Sotheby’s have announced that it’s second Greek Sale of 2010 will take place in London on Monday, 22 November, 2010 and it will presenting rare and important works by eminent names in the field such as Nicos Hadjikiriakos-Ghika, Spyros Papaloukas and Constantinos Volanakis.
Nicos Hadjikiriakos-Ghika, Mistras, oil on canvas, 129 by 194cm., 50¾ by 76¼in., est: £150,000-200,000. Photo: Sotheby’s
Beginning and ending his life in Greece, Nikos Hadjikiriakos-Ghika (1906-1994) began his artistic scholarship under Konstantinos Parthenis in Athens, relocating to Paris to work in the studio of Dimitris Galanis. This erudite, well-travelled and sophisticated background nourished the artist’s individual concept of an analytic and mathematical form of modernism. His work came to be infused in theme, subject or spirit by a distinctively Hellenic character, and this visual vocabulary owed much to the methodical teaching of Parthenis, with its emphasis on geometric principles, and to the Byzantine art that Ghika cherished, and the work of artistic luminaries of the Parisian modernist enclave such as Pablo Picasso and Georges Braque. Sotheby’s sale will bring to the market one of the largest and most important works by the artist to appear at auction. In Mistras, Ghika transforms the vista into a pulsating, dynamic composition, in his manipulation of the space with folding planes of different decorative elements. It is estimated at £150,000-200,000.

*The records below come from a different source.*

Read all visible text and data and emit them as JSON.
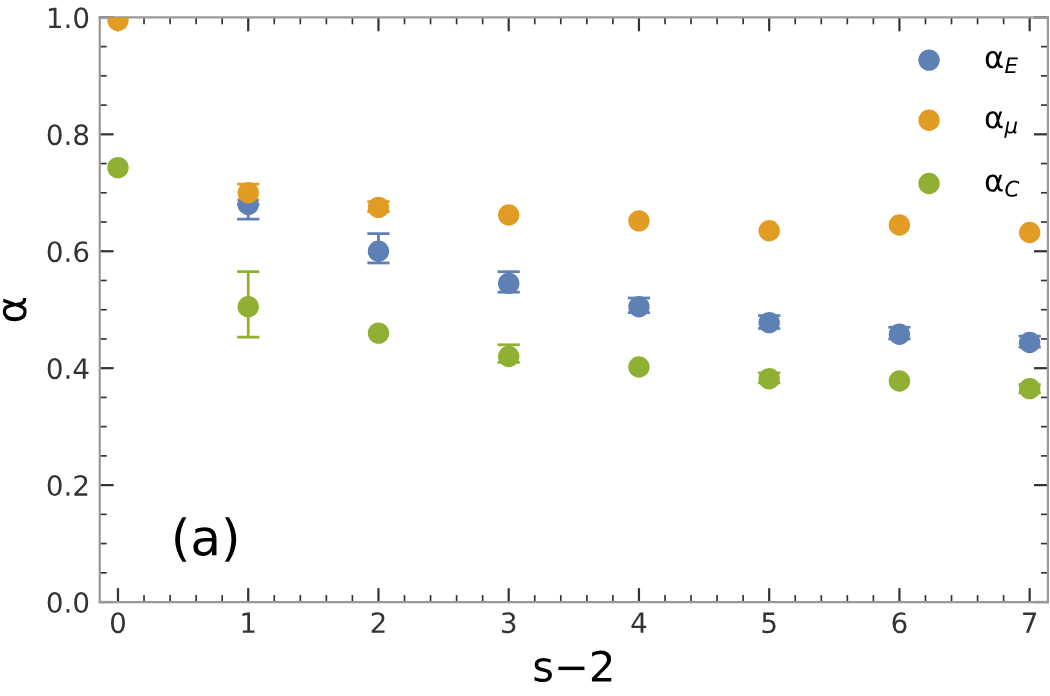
{
  "chart_data": {
    "type": "scatter",
    "xlabel": "s−2",
    "ylabel": "α",
    "x": [
      0,
      1,
      2,
      3,
      4,
      5,
      6,
      7
    ],
    "series": [
      {
        "name": "α$_{E}$",
        "color": "#5e81b5",
        "values": [
          null,
          0.68,
          0.6,
          0.545,
          0.505,
          0.478,
          0.458,
          0.444
        ],
        "errors": [
          null,
          [
            0.655,
            0.68
          ],
          [
            0.58,
            0.63
          ],
          [
            0.53,
            0.565
          ],
          [
            0.495,
            0.52
          ],
          [
            0.468,
            0.49
          ],
          [
            0.45,
            0.47
          ],
          [
            0.436,
            0.455
          ]
        ]
      },
      {
        "name": "α$_{μ}$",
        "color": "#e19c24",
        "values": [
          0.995,
          0.7,
          0.675,
          0.662,
          0.652,
          0.635,
          0.645,
          0.632
        ],
        "errors": [
          null,
          [
            0.688,
            0.715
          ],
          [
            0.668,
            0.685
          ],
          null,
          null,
          null,
          null,
          null
        ]
      },
      {
        "name": "α$_{C}$",
        "color": "#8fb032",
        "values": [
          0.743,
          0.505,
          0.46,
          0.42,
          0.402,
          0.382,
          0.378,
          0.365
        ],
        "errors": [
          null,
          [
            0.453,
            0.565
          ],
          null,
          [
            0.41,
            0.44
          ],
          null,
          [
            0.375,
            0.392
          ],
          null,
          [
            0.358,
            0.372
          ]
        ]
      }
    ],
    "xlim": [
      -0.14,
      7.14
    ],
    "ylim": [
      0,
      1.0
    ],
    "xticks": [
      0,
      1,
      2,
      3,
      4,
      5,
      6,
      7
    ],
    "yticks": [
      {
        "value": 0,
        "label": "0.0"
      },
      0.2,
      0.4,
      0.6,
      0.8,
      {
        "value": 1.0,
        "label": "1.0"
      }
    ],
    "grid": false,
    "legend": "top right",
    "marker": "circle",
    "annotations": [
      "(a)"
    ]
  }
}
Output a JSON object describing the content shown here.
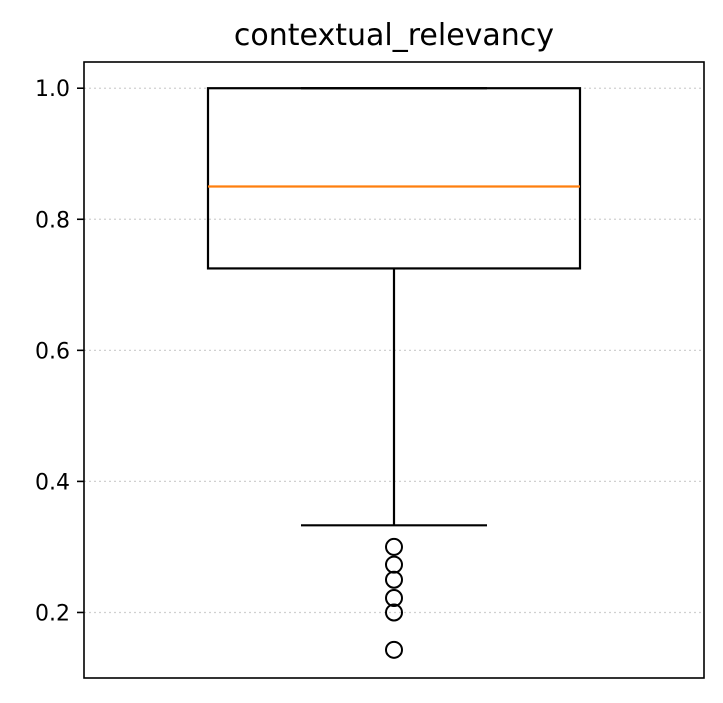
{
  "chart_data": {
    "type": "box",
    "title": "contextual_relevancy",
    "xlabel": "",
    "ylabel": "",
    "ylim": [
      0.1,
      1.04
    ],
    "yticks": [
      0.2,
      0.4,
      0.6,
      0.8,
      1.0
    ],
    "ytick_labels": [
      "0.2",
      "0.4",
      "0.6",
      "0.8",
      "1.0"
    ],
    "grid": "y-dotted",
    "series": [
      {
        "q1": 0.725,
        "median": 0.85,
        "q3": 1.0,
        "whisker_low": 0.333,
        "whisker_high": 1.0,
        "outliers": [
          0.3,
          0.273,
          0.25,
          0.222,
          0.2,
          0.143
        ]
      }
    ]
  },
  "colors": {
    "median": "#ff7f0e",
    "box": "#000000",
    "grid": "#d0d0d0"
  }
}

Constantinos Volanakis (1837-1907) is an artist with whom Sotheby’s has had a successful track record in recent years and indeed established a new auction record for a 19th-century Greek painting ever sold at auction when the artist’s The Arrival of Karaiskakis at Faliro sold for £1.6 million in November 2008. The founding father of Greek marine painting will be represented in the forthcoming sale by Fishing Boat on Choppy Waters, estimated at £50,000-70,000 (oil on canvas, 53.5 by 67cm., 21 by 26¼in.). Volanakis’ interest in marine subjects was first exposed during his time as an accountant in his brother-in-law Georgios Afentoulis’s sugar refinery. There his sketches of the harbour and small ships on the firm’s ledgers drew the enthusiastic attention of his employer, and the artist was sent, with the financial backing of his family, to the Academy of Arts in Munich to study under Karl von Piloty. Following his studies he travelled to Venice and Trieste, cities whose picturesque ports and harbour-oriented topography would prove inspirational. It was during his stay in Vienna that Volanakis had the opportunity to travel throughout the Mediterranean in the Austrian navy’s training ship, which would prove the inspiration for his coastal and ocean scenes, and the characters that populate his beloved marine panoramas.
Kavsokalyvia, Mount Athos by Spyros Papaloukas (1892-1957), is a rich example of the artist’s finest works from his Mount Athos period. The Holy Skete of Kavsokalyvia is one of the most distant and remote Sketes of Mount Athos, built on a rugged terrain that surmounts a single rock on a cliff overlooking the sea. Paploukas travelled to the region in 1923 after a four-year stay in Paris. The aim of his trip into the wilds of nature was to further his studies of Byzantine iconography and paint the local scenery, as well as to generally recover from his traumatic experiences as a war artist in the Greek army during the Asia Minor campaign. Papaloukas initially trained as an apprentice to an icon painter and he sought comfort in his return to the Byzantine tradition. In his paintings of the landscape and people of his homeland he strove to incorporate the contemporary aesthetic of the Cubists, Impressionists, Nabis and Fauves, who had influenced him during his time in Paris. The monastery scene is estimated at £60,000-80,000 (oil on canvas, 46.5 by 41.5cm., 18¼ by 16¼in.).